While dancing and supposedly enjoying the society that he lives in, what goes on in the background is unmistakeably mesmerising, and not particularly in an optimistic way. Even when African-American school children join Gambino’s writhing and grooving, cars fill up the background, people standing all over the vehicles in a way that is completely a disorganised chaos. There’s no structure, everyone is going to and fro, with no direction and no idea of how to arrest the slump that this mini-society is forever mired in.

 

Just as this scene becomes irrevocably awkward, the camera flips and we are transformed to what we began with- innocent beauty in the form of a native sound that is eerily indicative of tribal Africa. Of clean and joyful satisfaction with life. Yet the symbol of red that stripes the church wall and the robes of the gospel choir that Gambino exuberantly supports indicates what will follow, and it’s even more sickening then the first one.

 

In the nick of time, Gambino stops dead still, dead pans the camera and catches a much bigger gun, spinning around and firing excessively on the now-massacred choir. Even more direct than before, Gambino may as well be painting a massive ‘F*** YOU’ to Trump and Congress on the screen as he openly references and hatefully laments the Charleston Church shooting. This is the prime display of criticism towards the treatment of African-American people in the US-of-A, as well as the most blatant and sardonic representation of how the allowance of firearms is only fuelling the racist culture seeping through all over America.

 

By the end of the clip Gambino has returned to his emotionless cavern, jumping on top of a red car and supposedly dancing the night away in this twisted and barbaric society that is scarily reminiscent to ours, yet the symbology of red means that Gambino is next.
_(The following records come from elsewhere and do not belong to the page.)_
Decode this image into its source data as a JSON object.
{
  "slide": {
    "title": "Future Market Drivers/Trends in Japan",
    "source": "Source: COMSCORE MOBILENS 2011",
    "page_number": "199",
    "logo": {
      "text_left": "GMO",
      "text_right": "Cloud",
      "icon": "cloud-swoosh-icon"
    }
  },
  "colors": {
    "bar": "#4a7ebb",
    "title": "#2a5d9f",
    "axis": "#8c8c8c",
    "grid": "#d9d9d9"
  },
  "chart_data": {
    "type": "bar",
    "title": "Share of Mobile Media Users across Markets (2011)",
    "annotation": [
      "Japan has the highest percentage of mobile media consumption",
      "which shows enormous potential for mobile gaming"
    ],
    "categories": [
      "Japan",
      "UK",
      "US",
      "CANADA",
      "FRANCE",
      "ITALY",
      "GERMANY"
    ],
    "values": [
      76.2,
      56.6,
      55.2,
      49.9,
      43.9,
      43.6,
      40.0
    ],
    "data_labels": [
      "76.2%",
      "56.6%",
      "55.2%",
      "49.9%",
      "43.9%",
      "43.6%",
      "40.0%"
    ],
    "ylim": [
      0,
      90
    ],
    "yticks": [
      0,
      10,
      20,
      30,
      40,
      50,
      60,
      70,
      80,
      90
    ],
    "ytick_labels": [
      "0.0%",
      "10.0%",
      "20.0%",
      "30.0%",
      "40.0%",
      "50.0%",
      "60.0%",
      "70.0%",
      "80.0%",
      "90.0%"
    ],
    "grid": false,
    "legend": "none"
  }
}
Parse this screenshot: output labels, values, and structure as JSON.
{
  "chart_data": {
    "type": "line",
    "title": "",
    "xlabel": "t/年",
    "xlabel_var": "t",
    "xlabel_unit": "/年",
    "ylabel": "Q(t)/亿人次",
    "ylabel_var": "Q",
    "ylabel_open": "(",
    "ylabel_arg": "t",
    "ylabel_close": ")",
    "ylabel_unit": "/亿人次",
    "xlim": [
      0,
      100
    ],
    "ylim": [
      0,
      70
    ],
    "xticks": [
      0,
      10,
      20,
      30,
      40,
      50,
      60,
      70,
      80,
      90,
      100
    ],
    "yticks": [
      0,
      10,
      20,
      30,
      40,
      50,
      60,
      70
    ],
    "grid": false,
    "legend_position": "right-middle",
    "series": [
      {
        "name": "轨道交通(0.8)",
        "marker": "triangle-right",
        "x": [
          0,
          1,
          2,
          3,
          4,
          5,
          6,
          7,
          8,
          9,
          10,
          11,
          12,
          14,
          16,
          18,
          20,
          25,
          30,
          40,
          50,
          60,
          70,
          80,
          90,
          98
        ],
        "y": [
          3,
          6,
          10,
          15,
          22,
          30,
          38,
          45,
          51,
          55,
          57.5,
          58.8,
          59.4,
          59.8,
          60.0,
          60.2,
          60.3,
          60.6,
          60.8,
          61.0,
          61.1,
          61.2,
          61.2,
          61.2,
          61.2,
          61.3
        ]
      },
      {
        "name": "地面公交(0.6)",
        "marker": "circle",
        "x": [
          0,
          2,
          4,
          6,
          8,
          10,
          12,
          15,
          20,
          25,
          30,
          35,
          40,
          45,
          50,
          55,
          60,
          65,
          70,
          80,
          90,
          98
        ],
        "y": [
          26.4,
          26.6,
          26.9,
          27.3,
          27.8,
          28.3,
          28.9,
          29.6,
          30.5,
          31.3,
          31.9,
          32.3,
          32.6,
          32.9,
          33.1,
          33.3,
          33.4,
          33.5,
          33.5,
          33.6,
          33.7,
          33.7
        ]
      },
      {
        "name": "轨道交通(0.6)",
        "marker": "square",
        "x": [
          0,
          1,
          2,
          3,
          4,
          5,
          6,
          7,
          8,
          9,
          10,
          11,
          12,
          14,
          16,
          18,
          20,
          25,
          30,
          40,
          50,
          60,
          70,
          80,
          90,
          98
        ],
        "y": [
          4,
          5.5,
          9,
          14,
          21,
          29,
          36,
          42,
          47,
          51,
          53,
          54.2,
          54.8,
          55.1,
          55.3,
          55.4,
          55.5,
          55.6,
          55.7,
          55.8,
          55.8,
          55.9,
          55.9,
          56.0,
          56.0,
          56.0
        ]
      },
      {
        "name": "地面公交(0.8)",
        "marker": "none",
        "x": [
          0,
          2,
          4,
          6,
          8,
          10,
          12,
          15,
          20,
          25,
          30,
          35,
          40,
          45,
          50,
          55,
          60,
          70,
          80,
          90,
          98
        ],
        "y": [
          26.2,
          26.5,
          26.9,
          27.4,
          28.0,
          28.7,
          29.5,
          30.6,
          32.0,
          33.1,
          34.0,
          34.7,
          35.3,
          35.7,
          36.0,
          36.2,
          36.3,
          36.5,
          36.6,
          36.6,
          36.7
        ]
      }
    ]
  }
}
And by the time the sound simmers down and returns in a techno wave, the glistening white teeth of Gambino appears before his panicked face brightens while being chased by his community through a horrific place that screams the ‘Sunken Place’ from African-American based horror film ‘Get Out’. That’s it, the human mind is officially blown, riddled by shock. Just like Orwell’s ‘1984’ and Conrad’s ‘Heart of Darkness’, this nightmare is done, yet the concluding realisation of the guns, the violence, the treatment of African-Americans in America, ultimately reveals that our world is slowly becoming what we dreaded and dismissed in these texts.

 

And that is what makes Gambino’s work the most inventive and brilliant piece of art that has hit our screens in a long time. It’s what music videos are truly meant to be.

 

 

 

 

 

 

Comments

  1. I haven’t had much time for ‘modern’ music, but this song and video woke me up a bit. Great review.